The Torment of a Broken Heart (Мука разбитого сердца) is a novel by Boris Akunin, the second part of the first book on the adventures of Russian and German spies during the World War I. It describes the dangerous adventures of Aleksei Romanov, who became a military intelligence officer. The story takes place in Switzerland, at the beginning of the First World War.

==Plot ==
...November 1914. Thanks to the mobilization plan (The Infant and the Devil) which was extracted by Joseph von Theofels, the Russian Army suffered a severe defeat in East Prussia. Protracted battles are fought throughout the whole line of the Eastern Front. Alexey Romanov is a volunteer, but in the first attack his arm gets wounded which causes him to be sent to the deep rear. Romanov learns that his romantic interest, a young lady named Seraphima, has married another man. Having become disillusioned in life, Romanov decides to commit suicide but is rescued by Duke Kozlovsky, who offers Alexei a new, perilous task.

... In neutral Switzerland for many years international scammer von Sommer has operated, who founded a kind of "espionage exchange". Acquiring various secret information, Sommer then resells it to intelligence agencies around the world. The swindler does not make any exceptions: he sells secrets to both the countries of the Triple Alliance and the Triple Entente countries. Sommer is independent from politics, he is only interested in money. Russian intelligence can not pay for Sommer's "tariffs", and so the decision is simply to steal a card file that is carefully guarded. The chief of Russian intelligence, General Vladimir Zhukovsky, decides to send a small group of agents to Switzerland under the guise of actors of a variety show. Aleksey Romanov is to become "Soloist" of the variety show and Duke Kozlovsky should portray a pianist. Romanov, Kozlovsky and several agents go hunting for von Sommer's secrets ...

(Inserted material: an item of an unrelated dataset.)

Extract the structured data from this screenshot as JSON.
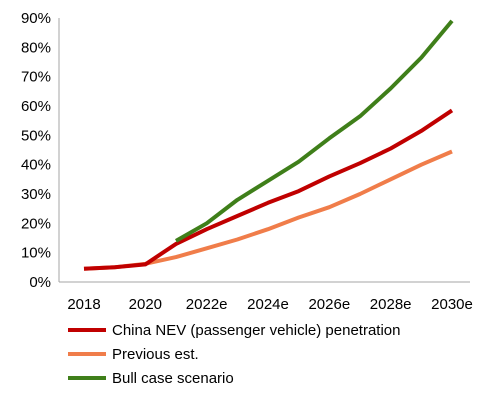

Alas, the first attempt to get hold of the priceless card file ends tragically. Kozlovsky and Romanov are ready to surrender, but unexpectedly Romanian dancer Clara Ninetti in love with Alexei and Claire's latest boyfriend, famous Italian poet Rafael D'Arborio come to aid. D'Arborio meets with Romanov and offers his help, since the poet is an ardent supporter of Italy's annexation to the Entente. Clara, being the mistress of Sommer, could tie a rope ladder to the window in the house. And the "helpers" of mysterious Don Trapano are ready to open the safe and "deal with" Sommer's guard. He is a good friend of D'Arborio and the "godfather" of the all-powerful Italian mafia ...

==Interesting Facts==
- In the novel there are characters based on real historical figures. "Rafael d'Arborio" is Gabriele D'Annunzio, the famous Italian poet, writer and journalist of the early 20th century. "Vladimir Zhukovsky" is Vladimir Dzhunkovsky, Russian general, deputy minister of internal affairs and commander of the Independent Corps of Gendarmes in 1913–1915.